「よかったね」
あのとき、あの人の、キラーパス。
『認知症の人たちの小さくて大きなひと言 〜私の声が見えますか?〜』(監修=永田久美子、発行=harunosora)という書籍には、認知症の人が吐露した、たくさんのつぶやきや言葉が綴られています。
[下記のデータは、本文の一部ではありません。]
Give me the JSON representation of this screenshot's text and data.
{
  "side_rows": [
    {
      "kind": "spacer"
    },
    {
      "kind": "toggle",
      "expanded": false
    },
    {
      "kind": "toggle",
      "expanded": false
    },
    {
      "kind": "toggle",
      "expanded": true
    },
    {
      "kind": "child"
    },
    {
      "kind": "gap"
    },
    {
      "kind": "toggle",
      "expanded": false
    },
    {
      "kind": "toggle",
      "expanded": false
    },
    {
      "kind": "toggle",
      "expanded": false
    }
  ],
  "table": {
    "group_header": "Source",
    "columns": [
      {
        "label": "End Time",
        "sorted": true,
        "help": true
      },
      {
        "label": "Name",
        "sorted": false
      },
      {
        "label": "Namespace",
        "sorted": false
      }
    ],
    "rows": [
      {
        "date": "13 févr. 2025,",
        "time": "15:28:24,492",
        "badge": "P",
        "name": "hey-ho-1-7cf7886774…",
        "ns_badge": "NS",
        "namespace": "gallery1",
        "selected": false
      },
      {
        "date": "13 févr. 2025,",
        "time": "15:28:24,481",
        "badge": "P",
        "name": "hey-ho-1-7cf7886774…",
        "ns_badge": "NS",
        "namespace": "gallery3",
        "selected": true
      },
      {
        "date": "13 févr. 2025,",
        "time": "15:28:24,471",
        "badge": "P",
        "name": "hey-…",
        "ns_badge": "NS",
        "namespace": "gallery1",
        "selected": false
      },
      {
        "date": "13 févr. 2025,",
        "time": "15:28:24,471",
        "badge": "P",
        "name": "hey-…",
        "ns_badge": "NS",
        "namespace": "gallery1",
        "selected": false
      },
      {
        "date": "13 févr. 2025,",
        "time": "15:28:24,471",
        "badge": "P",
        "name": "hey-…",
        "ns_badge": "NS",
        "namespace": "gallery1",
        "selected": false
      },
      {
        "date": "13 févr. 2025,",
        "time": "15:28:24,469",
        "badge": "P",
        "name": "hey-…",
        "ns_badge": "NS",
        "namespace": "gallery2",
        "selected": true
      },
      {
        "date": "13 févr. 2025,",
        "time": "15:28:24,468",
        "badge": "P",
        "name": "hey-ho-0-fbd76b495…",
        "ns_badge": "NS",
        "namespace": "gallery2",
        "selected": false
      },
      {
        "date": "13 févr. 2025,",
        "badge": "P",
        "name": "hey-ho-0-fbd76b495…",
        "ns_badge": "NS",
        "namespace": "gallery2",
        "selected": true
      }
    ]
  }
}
それは、どんなとき、どんな理由で発せられたのでしょうか。
また、周囲の人は、それを聴いたとき、どう思い、何を感じたのでしょうか。
本書から抜粋して紹介します。
p.52より
「よかったね」
内田文子さん(61歳・女性・千葉県)
<以下、夫・内田勝也さんの回想>
妻が特養に入所したのは、記憶障害が現れてから12年目、61歳の初夏でした。
その頃の妻は、認知能力がほぼ失われ、機嫌がいいときでも片言の単語を発する程度でした。
いつものように間断なく叫び声をあげる妻の食事介助をしていたときのことです。
テレビからニュースが流れていて、溜め池に落ちて意識不明になっていた3歳児が今日無事に退院した、とアナウンサーが報じていました。
そのときです。
妻の叫び声がぱたりと止み、「よかったね」とひと言。
信じられない思いでした。
「わかるのか! 本当にわかるのか!」。
思わず肩を揺さぶると、「よかった」と繰り返す妻。
もう私は有頂天です。
表現を失って不安という谷間に迷い込んでいる妻には、物事の認識や判断は容易ではありません。
テレビに興味をもつことすら皆無の妻が、状況を理解したのです。
介護する側が、逆に勇気をもらうということは少なくありません。
まさに「介護は楽(たの)し」と思ったひと言でした。
日々の積み重ねのなかに小さな奇跡を求め、今日も私は妻と触れ合っています。